Choices Based on Science

October 11, 2014 -- Florida is often mocked for its historical role in national politics.  But much of what is critical to life in this state is determined by our state and local elected officials.  Tom and I take voting very seriously.
Great blue heron, flying through the back yard.

For years, I've been involved with the political process although I have not run for political office.  My past involvement and attention to these matters means that a number of people who know me will ask me how they should vote.

Some choices are so obvious, and some are so partisan, that choices are made by those individuals without any advice from me.  But there are those seemingly "obscure" positions on the ballot, like hospital board representatives, mosquito control district representatives, judges, and even school board members for which people seek my opinion.

Regardless of their requests, I put plenty of time into researching these options, and making my choices. The requests from others apply another layer of responsibility to my decision-making. So I work even harder.

Yesterday, my friend Sally-Jane made the first request for my recommendations for the November 4 election.  (I had several requests in the summer, for the August Florida primary election.)  So this morning, I finished my research and decision-making for mosquito control district, school board, and hospital board.

Something like the "mosquito control board" might seem frivolous to those who don't live in the subtropics.  But trust me, mosquito control is a deadly serious subject here.  Diseases like chikungunya can and do exist in south Florida, and they're spread by mosquitoes.

About 10 days after our arrival in France in July, the first locally acquired cases of chikungunya occurred in the U.S. -- in Florida, of course.  Prior to those two cases, the presence of the disease in the U.S. was limited to people who'd traveled abroad where they'd caught the disease.

The two cases in July involved people in Miami-Dade and Palm Beach counties.  They marked the presence of the chikungunya virus in Florida mosquitoes.  The disease is usually not fatal, but causes high fever and awful joint pain.  The only treatment is pain relief.
Lots of white water birds visited us in March 2012.

The two kinds of mosquitoes that carry chikungunya have been in the U.S. for some time.  It is only recently that the chikungunya virus has been detected in those American mosquitoes.  Officials are not expecting huge outbreaks.  But they don't know how many people will catch the disease in Florida and Texas.  (The same is true for dengue fever.)

I once was told that Lee County, Florida (where we live), spends more on mosquito control than anyplace else in the world.  I can believe it; mosquito control is a line item on our property tax bills.

Mosquito control is a delicate business, because we Floridians don't kill all mosquitoes -- that would be damaging to the environment.  Instead, the focus is on killing the "immatures," with the least damaging but effective treatment.

There are many types of mosquitoes, and the best treatment at the moment depends on which ones are out there on a given day.  To determine this, the mosquito control district people send out trucks with cones on top.  The cones collect mosquitoes (usually just after dusk) and take them back to the laboratory off of Buckingham Road, on the mainland.  There technicians determine what species are present in each collection, and they then decide what the best treatment will be.
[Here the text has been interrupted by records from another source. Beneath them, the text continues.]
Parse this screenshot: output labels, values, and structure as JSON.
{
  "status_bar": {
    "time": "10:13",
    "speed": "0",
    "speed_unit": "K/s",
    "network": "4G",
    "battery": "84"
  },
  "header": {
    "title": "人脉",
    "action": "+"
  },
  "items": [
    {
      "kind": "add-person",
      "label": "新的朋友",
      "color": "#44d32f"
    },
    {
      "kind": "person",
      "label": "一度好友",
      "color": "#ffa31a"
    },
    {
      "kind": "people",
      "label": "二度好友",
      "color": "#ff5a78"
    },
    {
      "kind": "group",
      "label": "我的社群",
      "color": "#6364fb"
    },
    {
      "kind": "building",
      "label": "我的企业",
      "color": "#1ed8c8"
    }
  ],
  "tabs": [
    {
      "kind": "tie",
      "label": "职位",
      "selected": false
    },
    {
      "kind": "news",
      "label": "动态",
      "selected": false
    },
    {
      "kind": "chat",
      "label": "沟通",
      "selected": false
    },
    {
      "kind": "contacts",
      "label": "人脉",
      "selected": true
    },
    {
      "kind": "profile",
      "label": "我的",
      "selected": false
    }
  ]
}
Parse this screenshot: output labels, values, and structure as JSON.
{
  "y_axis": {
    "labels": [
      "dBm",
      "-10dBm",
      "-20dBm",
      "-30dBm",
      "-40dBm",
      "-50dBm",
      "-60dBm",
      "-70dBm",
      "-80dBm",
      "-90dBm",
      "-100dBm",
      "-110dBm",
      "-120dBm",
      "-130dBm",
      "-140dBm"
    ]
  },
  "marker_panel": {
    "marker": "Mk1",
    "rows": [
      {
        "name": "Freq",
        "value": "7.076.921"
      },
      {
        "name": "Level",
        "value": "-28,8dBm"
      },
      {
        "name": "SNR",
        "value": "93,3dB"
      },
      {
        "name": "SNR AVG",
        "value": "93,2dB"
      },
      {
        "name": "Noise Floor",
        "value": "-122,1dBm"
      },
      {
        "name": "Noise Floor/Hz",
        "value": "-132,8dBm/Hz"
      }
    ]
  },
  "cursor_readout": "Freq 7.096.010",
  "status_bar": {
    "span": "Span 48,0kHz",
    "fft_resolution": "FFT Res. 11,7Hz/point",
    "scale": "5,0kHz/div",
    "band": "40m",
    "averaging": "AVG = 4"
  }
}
The next day, helicopters or planes fly overhead and spray the appropriate solution over the appropriate areas.  Ground trucks are used to spray some parts of the county, but on the island, we generally get aerial spraying (with a few exceptions).
June 2011

Most of us never know when or what day our neighborhoods might be sprayed.  But if you're really sensitive to the sprays that might be used, you can place your home on the "notification list."  Then you will be notified if your area is going to be sprayed.  The decision of where and what to spray is usually made by about 2PM each day.

Likewise, if you think your neighborhood is having a particularly bad mosquito day, you can call the mosquito control district and or make an online request for treatment.  The mosquito control people seem to take those requests into genuine consideration.

So what does all of this mean when it is time to vote for members of the mosquito control district board?  In my opinion, it means selecting the people who will make decisions based on sound science, not politics.